Goldman Sachs Evaluates Apple’s DRAM Acquisition Strategy
Recent insights from Goldman Sachs analyst Michael Ng indicate a relatively positive outlook on how Apple’s extensive DRAM procurement may impact its profit margins. Unlike other analysts who have raised concerns, Ng posits that fears surrounding potential margin compression are possibly exaggerated.
Earlier in April, we highlighted supply chain whispers suggesting Apple was purchasing “all available mobile DRAM on the market”to hinder competitors’ access to essential memory resources. This strategy appears to align with Apple’s ambitious target of shipping 240 million iPhones in the near future, a figure noted by Daishin Securities in their recent evaluations.

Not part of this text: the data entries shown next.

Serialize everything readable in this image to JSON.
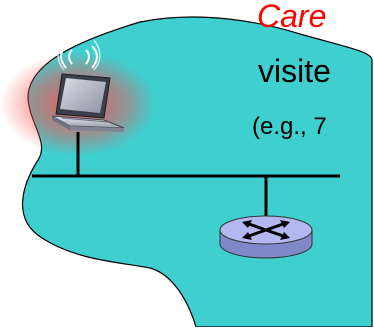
{
  "colors": {
    "network_cloud": "#3fcfcf",
    "cloud_outline": "#000000",
    "care_text": "#ff0000",
    "body_text": "#000000",
    "wifi_glow": "#ff4a4a",
    "router_body": "#b3b8f0"
  },
  "icons": {
    "laptop": "wireless-laptop-icon",
    "router": "router-icon"
  },
  "labels": {
    "care": "Care",
    "visited": "visite",
    "example": "(e.g., 7"
  }
}
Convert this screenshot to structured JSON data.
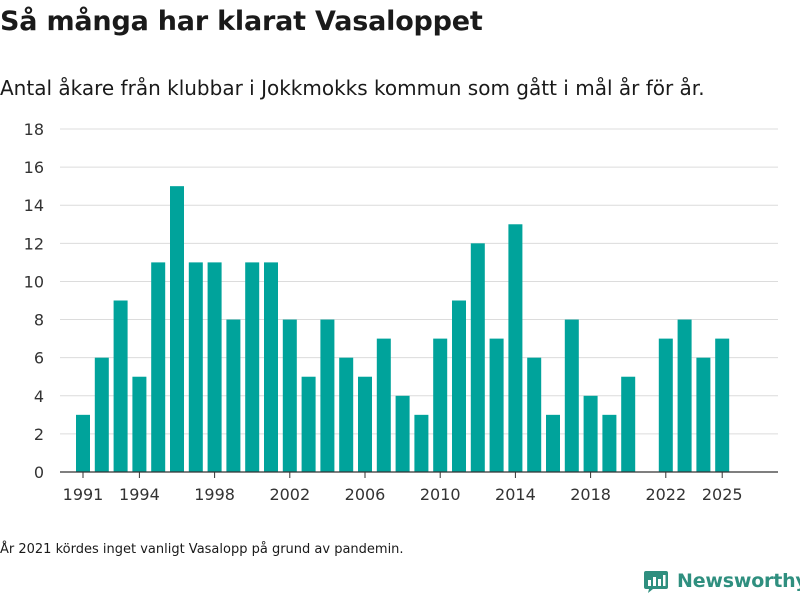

$AAPL | 𝐀𝐩𝐩𝐥𝐞: Goldman Sachs reiterates 𝐁𝐮𝐲, maintains 𝐏𝐓 𝐚𝐭 $𝟑𝟑𝟎. Analyst sees margin concerns overblown despite DRAM surge, with iPhone strength, Services growth, and AI roadmap driving upside.pic.twitter.com/fF1Z3Uf0Yx
— Hardik Shah (@AIStockSavvy) April 20, 2026
According to Ng, despite the heightened demand for mobile DRAM, Apple is likely to experience substantial revenue growth across its iPhone and Mac product lines. He attributes this robust performance, in part, to a flourishing ecosystem of services including iCloud+, AppleCare+, and advertisement revenues stemming from platforms like the App Store and Apple Maps.
To grasp the scale of Apple’s memory needs, one might consider that the company is expected to utilize an astounding 2.4 exabytes of LPDDR5 memory for iPhones alone in the current year. This staggering figure underscores the company’s vast influence and requirements within the semiconductor industry.